The key piece to notice is how much we’re leveraging our library code in both the retraining and monitoring job. In both cases, we’re doing some very similar things – pulling raw data, creating features, making predictions, computing accuracy – so it makes a lot of sense that we’d want to reuse the code for those two jobs.

There might also be more use cases for the code: More retraining or monitoring jobs, REST APIs, ETL jobs, etc. The more times you need to rely on the same logic, the more benefit you’ll derive from having a single source of truth for all of the logic for your modeling process.

It also might be useful to separate this library from the common library proposed at the start. There are important tradeoffs to consider: On one hand, a single library might be convenient for having all of your logic in a single place.

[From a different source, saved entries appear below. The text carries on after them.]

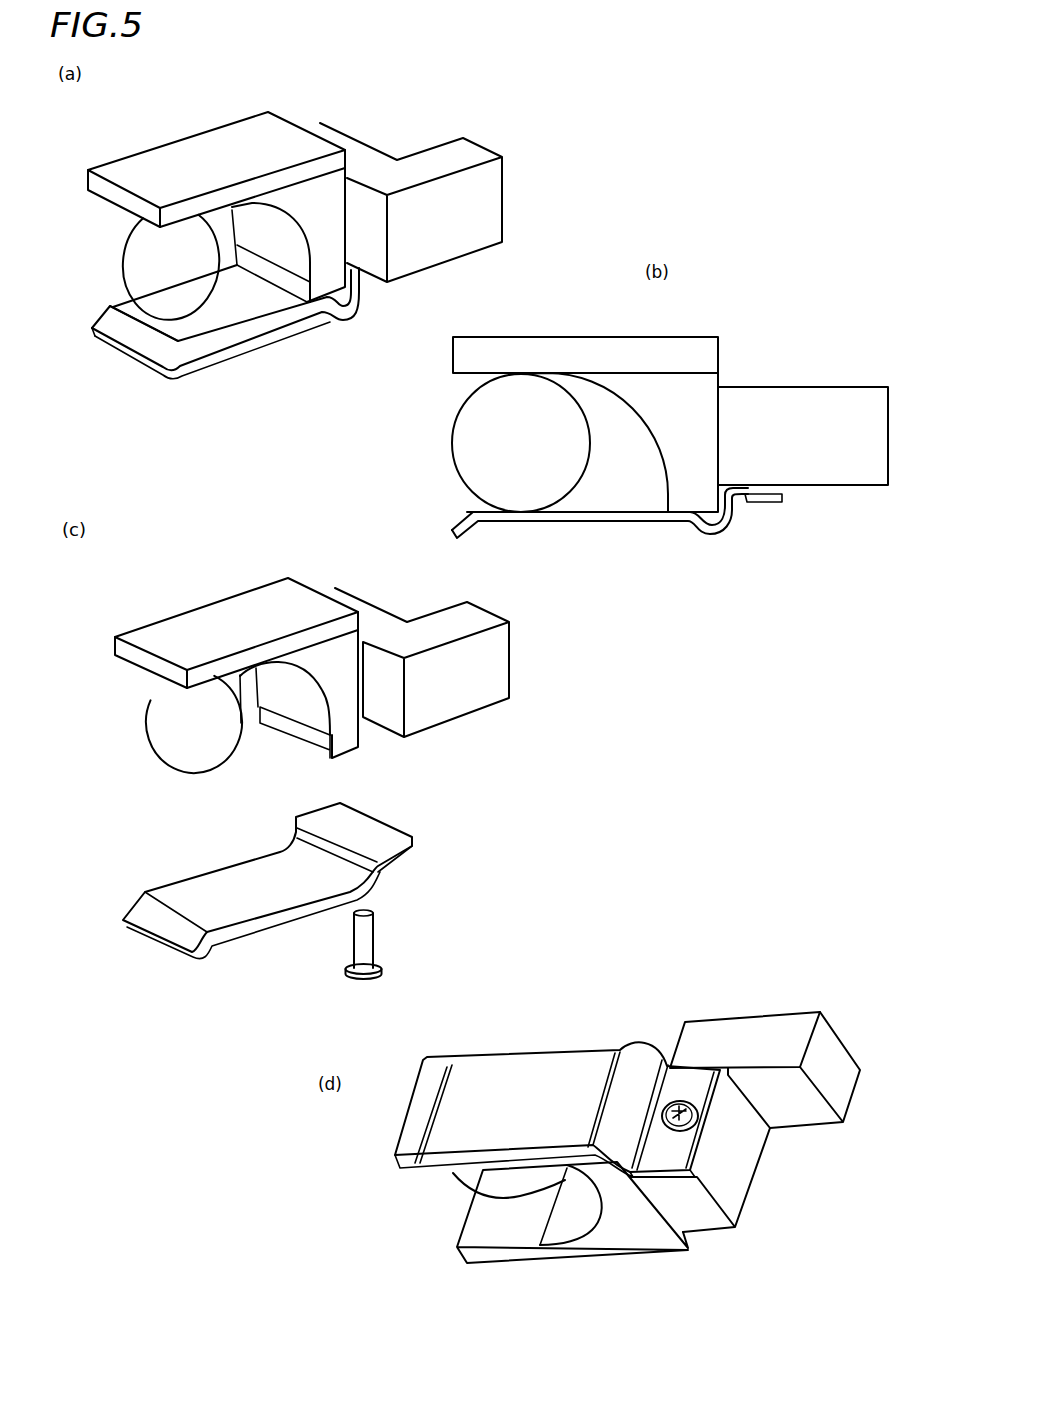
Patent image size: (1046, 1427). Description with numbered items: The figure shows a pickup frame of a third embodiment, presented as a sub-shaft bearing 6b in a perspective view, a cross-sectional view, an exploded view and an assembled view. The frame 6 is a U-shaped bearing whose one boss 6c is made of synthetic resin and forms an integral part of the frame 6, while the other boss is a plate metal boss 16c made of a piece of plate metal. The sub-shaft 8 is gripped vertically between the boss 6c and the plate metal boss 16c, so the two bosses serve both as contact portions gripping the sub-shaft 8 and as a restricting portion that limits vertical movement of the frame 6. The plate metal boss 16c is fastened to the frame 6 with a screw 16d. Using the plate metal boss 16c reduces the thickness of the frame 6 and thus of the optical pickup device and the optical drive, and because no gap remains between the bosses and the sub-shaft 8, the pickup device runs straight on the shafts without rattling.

The frame 6 is at (423, 131).
The sub-shaft bearing 6b is at (178, 128).
The boss 6c is at (160, 150).
The sub-shaft 8 is at (128, 240).
The plate metal boss 16c is at (233, 314).
The screw 16d is at (376, 924).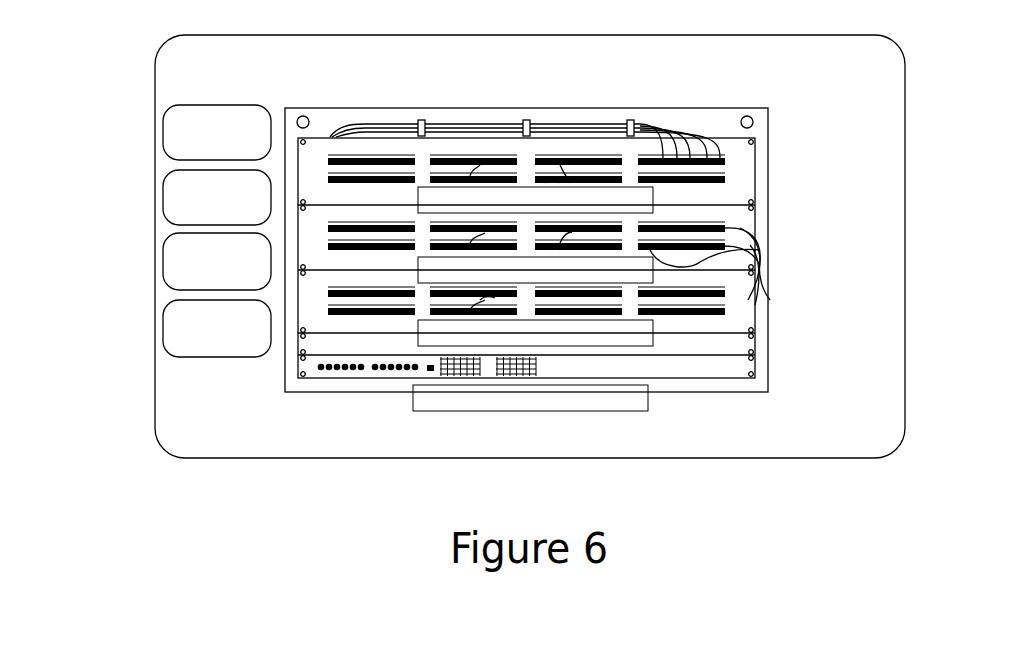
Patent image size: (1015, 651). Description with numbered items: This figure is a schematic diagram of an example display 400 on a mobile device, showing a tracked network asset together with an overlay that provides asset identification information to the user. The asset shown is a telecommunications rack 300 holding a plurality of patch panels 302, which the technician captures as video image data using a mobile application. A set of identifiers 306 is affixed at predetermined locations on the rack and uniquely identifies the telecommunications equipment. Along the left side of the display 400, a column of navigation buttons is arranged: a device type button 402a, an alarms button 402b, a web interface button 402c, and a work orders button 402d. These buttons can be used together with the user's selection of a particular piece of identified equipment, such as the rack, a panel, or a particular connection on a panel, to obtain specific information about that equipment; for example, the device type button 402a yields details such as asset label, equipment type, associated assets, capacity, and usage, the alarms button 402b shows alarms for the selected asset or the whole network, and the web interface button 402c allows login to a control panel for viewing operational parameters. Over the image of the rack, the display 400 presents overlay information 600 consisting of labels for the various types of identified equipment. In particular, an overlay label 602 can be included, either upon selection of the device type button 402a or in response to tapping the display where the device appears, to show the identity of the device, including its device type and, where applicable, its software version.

The display 400 is at (906, 470).
The overlay information 600 is at (805, 352).
The telecommunications rack 300 is at (521, 242).
The patch panels 302 is at (750, 172).
The identifiers 306 is at (300, 117).
The overlay label 602 is at (462, 190).
The device type button 402a is at (163, 123).
The alarms button 402b is at (163, 188).
The web interface button 402c is at (163, 251).
The work orders button 402d is at (163, 316).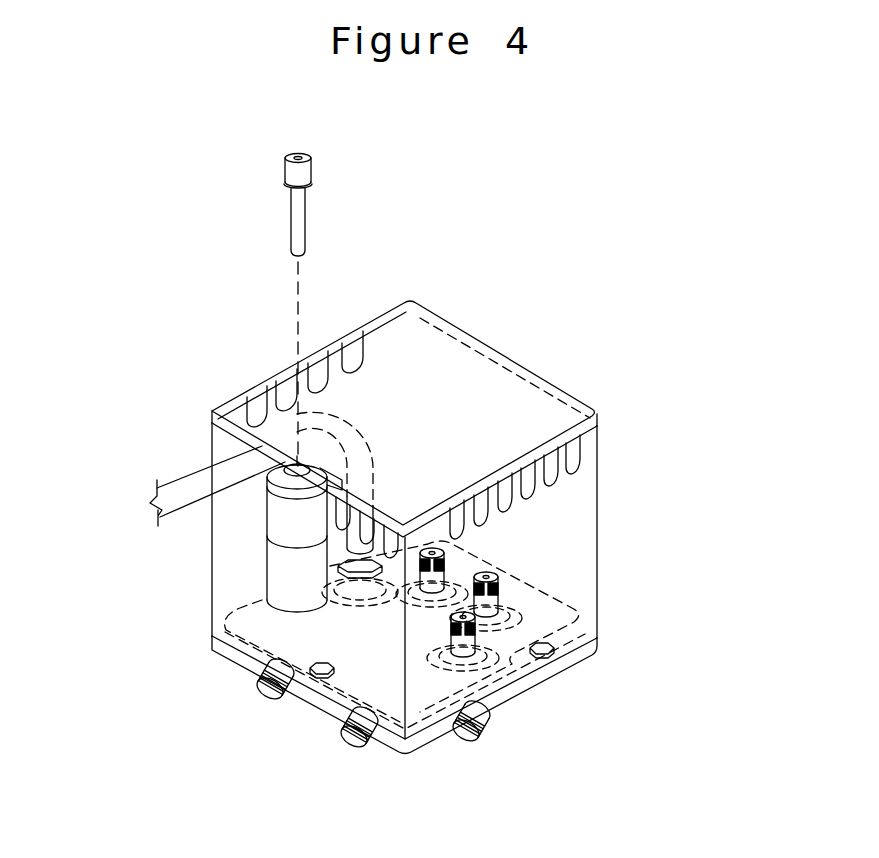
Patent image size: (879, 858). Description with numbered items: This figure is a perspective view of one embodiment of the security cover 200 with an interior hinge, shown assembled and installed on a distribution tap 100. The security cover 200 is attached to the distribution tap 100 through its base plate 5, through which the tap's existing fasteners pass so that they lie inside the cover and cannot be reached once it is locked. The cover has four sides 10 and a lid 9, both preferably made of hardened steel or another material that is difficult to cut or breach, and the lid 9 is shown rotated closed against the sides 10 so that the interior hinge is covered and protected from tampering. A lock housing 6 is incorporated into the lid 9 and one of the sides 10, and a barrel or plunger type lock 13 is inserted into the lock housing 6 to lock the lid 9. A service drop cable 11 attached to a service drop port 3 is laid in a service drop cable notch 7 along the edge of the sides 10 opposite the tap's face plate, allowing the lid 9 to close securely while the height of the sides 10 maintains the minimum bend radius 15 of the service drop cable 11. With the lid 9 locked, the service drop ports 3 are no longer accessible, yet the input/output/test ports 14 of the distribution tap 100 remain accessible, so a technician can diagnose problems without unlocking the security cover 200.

The service drop port 3 is at (498, 570).
The base plate 5 is at (577, 630).
The lock housing 6 is at (285, 510).
The service drop cable notch 7 is at (211, 417).
The lid 9 is at (510, 397).
The sides 10 is at (573, 593).
The service drop cable 11 is at (182, 469).
The barrel or plunger type lock 13 is at (287, 222).
The input/output/test ports 14 is at (268, 698).
The minimum bend radius 15 is at (352, 404).
The distribution tap 100 is at (431, 663).
The security cover 200 is at (523, 509).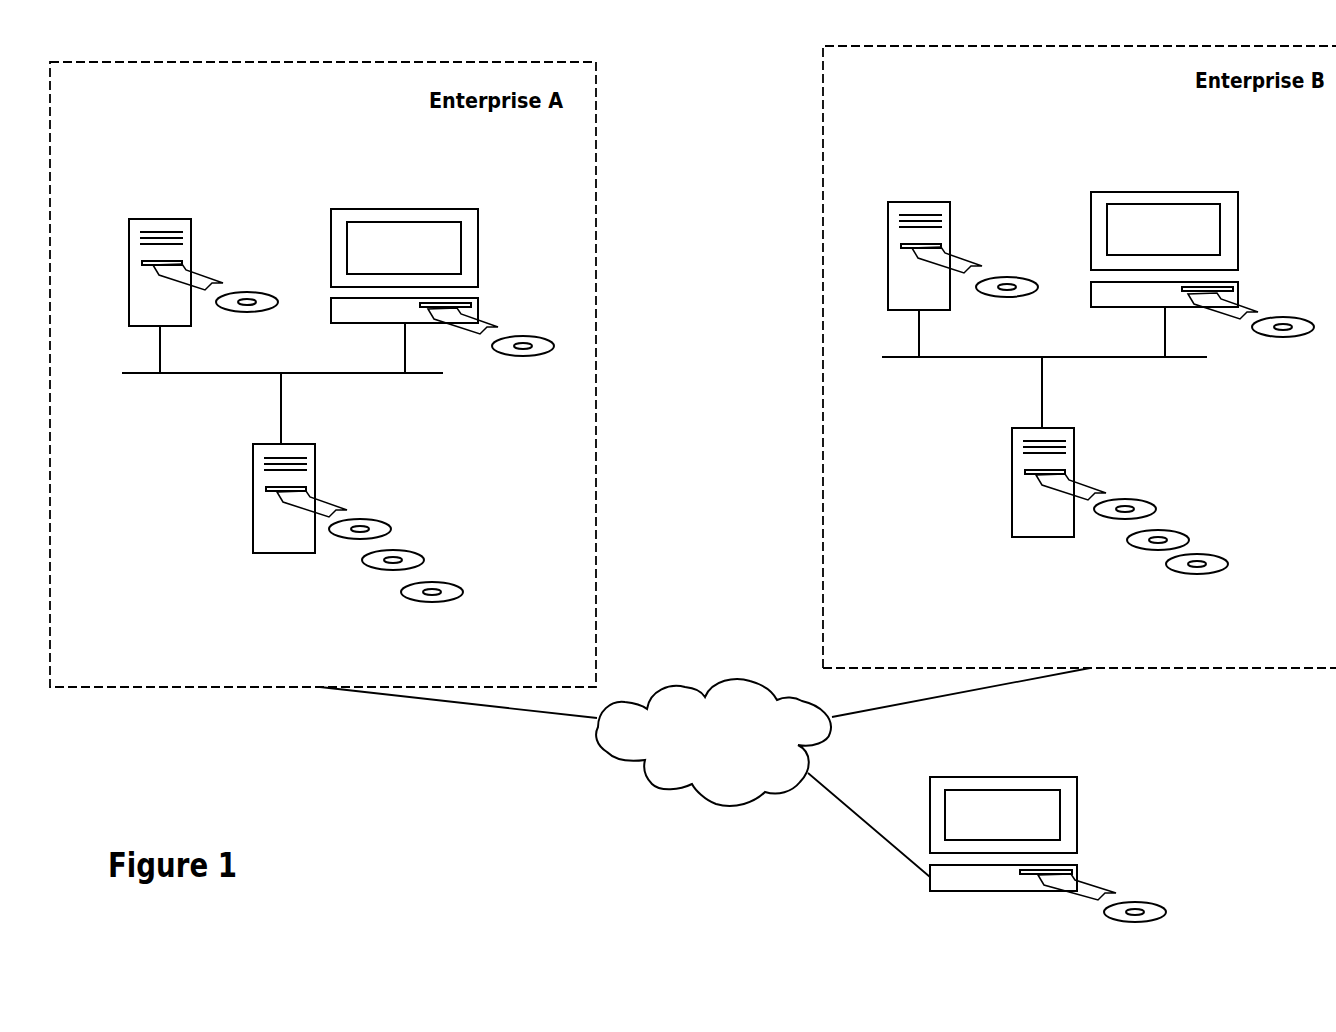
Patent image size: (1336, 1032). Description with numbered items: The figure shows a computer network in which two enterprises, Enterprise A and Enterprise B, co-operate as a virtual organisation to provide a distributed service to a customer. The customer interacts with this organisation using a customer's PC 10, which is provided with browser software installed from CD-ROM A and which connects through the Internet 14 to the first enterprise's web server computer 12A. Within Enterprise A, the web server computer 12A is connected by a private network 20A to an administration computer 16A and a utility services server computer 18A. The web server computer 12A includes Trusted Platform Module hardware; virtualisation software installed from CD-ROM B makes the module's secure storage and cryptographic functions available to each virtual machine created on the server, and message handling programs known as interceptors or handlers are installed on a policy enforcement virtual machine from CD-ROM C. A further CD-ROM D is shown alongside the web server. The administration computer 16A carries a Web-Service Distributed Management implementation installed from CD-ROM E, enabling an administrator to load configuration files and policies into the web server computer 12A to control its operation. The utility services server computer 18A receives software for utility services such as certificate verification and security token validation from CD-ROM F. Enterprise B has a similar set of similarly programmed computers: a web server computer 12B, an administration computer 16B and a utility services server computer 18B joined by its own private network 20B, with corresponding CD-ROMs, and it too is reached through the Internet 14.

The customer's PC 10 is at (1008, 777).
The web server computer 12A is at (290, 444).
The web server computer 12B is at (1050, 428).
The Internet 14 is at (720, 686).
The administration computer 16A is at (445, 209).
The administration computer 16B is at (1205, 192).
The utility services server computer 18A is at (160, 219).
The utility services server computer 18B is at (919, 202).
The private network 20A is at (135, 372).
The private network 20B is at (897, 357).
The CD-ROM A is at (1135, 902).
The CD-ROM B is at (360, 519).
The CD-ROM C is at (393, 550).
The data disc D is at (432, 582).
The CD-ROM E is at (523, 336).
The CD-ROM F is at (247, 292).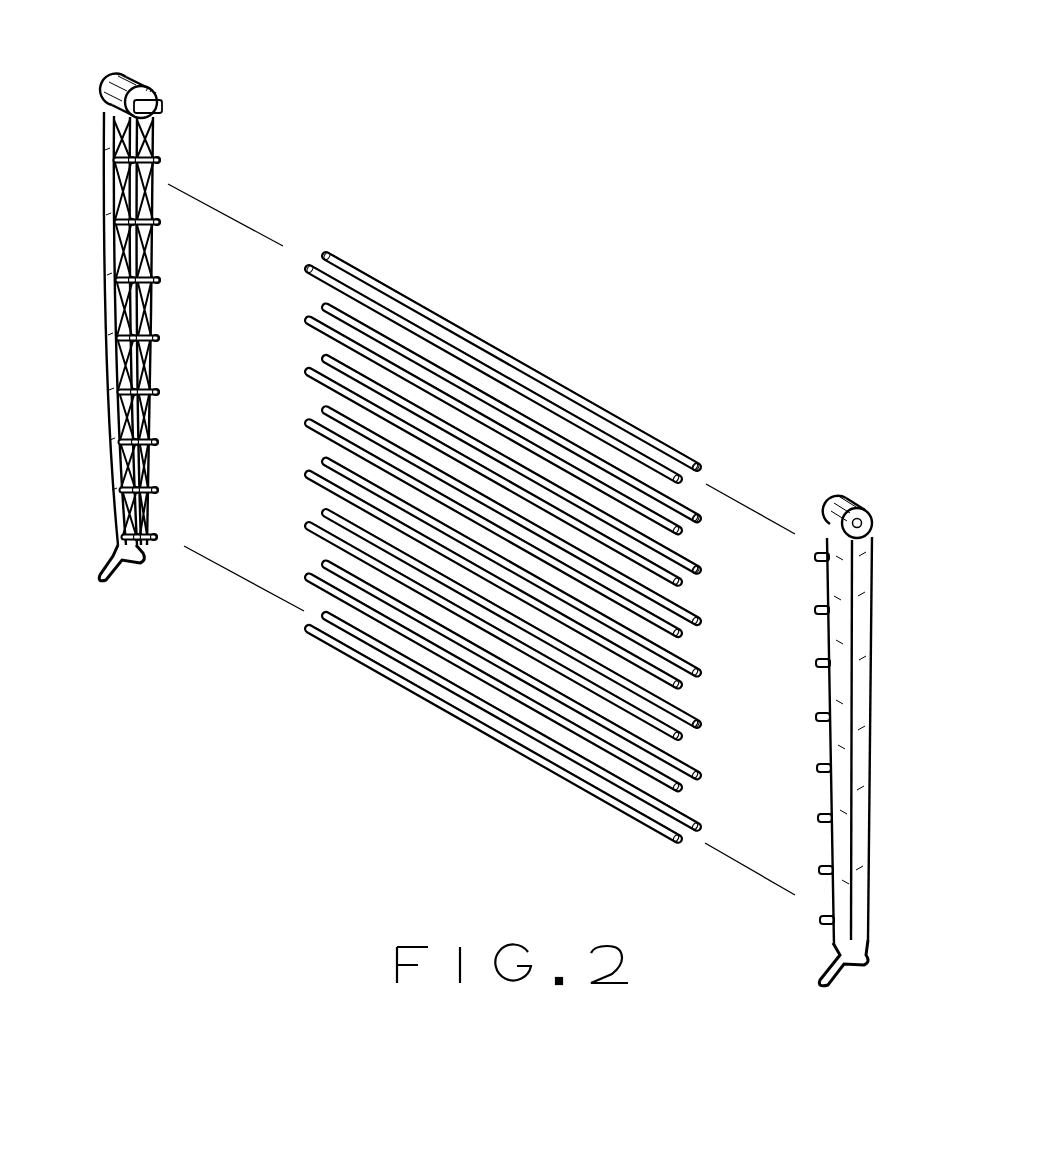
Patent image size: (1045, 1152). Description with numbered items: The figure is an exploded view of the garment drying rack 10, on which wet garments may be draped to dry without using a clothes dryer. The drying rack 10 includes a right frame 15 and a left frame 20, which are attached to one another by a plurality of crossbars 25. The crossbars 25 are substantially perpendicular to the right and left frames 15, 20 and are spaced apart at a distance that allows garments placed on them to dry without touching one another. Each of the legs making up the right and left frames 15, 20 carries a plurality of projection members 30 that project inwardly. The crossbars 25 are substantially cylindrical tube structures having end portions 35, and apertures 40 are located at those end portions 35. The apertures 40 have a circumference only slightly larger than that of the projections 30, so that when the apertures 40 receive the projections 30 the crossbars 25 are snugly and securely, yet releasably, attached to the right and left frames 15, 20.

The garment drying rack 10 is at (510, 188).
The right frame 15 is at (900, 658).
The left frame 20 is at (76, 126).
The crossbar 25 is at (501, 353).
The projection member 30 is at (160, 160).
The end portion 35 is at (333, 238).
The aperture 40 is at (703, 468).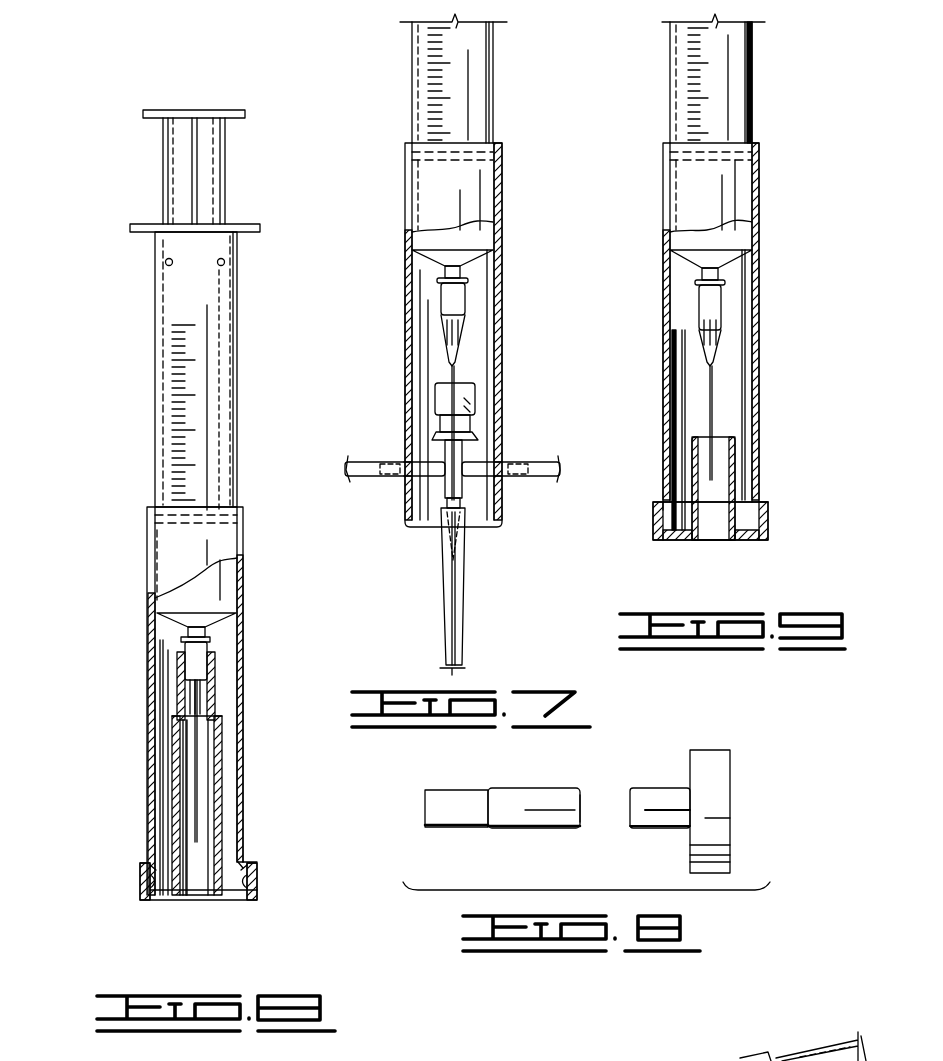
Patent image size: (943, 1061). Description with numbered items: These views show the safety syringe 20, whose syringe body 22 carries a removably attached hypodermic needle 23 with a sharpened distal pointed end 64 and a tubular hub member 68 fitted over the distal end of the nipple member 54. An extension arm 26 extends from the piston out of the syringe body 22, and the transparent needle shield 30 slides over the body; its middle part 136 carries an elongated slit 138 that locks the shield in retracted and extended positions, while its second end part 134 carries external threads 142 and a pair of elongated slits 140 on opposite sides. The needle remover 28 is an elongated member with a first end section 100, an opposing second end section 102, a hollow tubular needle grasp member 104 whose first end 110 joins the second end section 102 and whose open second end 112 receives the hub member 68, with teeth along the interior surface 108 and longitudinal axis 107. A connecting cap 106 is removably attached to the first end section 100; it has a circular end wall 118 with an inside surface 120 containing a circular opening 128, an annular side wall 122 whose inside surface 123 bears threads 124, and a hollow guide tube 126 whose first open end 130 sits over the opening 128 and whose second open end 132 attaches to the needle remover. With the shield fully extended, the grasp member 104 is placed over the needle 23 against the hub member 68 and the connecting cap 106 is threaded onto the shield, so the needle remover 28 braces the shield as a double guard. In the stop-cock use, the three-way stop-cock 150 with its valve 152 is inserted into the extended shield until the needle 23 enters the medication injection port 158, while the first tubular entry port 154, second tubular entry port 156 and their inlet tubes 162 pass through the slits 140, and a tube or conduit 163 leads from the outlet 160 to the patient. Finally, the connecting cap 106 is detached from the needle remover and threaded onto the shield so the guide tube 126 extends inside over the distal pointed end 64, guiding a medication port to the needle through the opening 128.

But on the other hand, as your library grows in scope, it’ll necessarily have a bigger footprint, rely on more dependencies, etc. which will make its use and maintenance more difficult. A happy middle ground for us has been having a single library per “model” or use case. For instance, at CollegeVine we have a package called mlchancing for our chancing model and a separate package called schoolrecommendr for school recommendations and affinity scoring. Keeping these separate has made it easier to iterate on each model individually while also not being a maintenance or ramp-up headache.

It’s my view that models and other analytics work that is in production is software, and should be treated as such. If a model is going to be shipped to production, it at the very least needs to be tested, documented, versioned, and put through some kind of CI/CD process. It’d be even better if it’s monitored automatically so that the data scientists working on it can be notified quickly if things start going wrong. Ultimately, writing library code for your modeling work is very well-suited to meeting all of these expectations. And it also just makes everyone’s lives easier by not needing to reinvent the wheel all the time.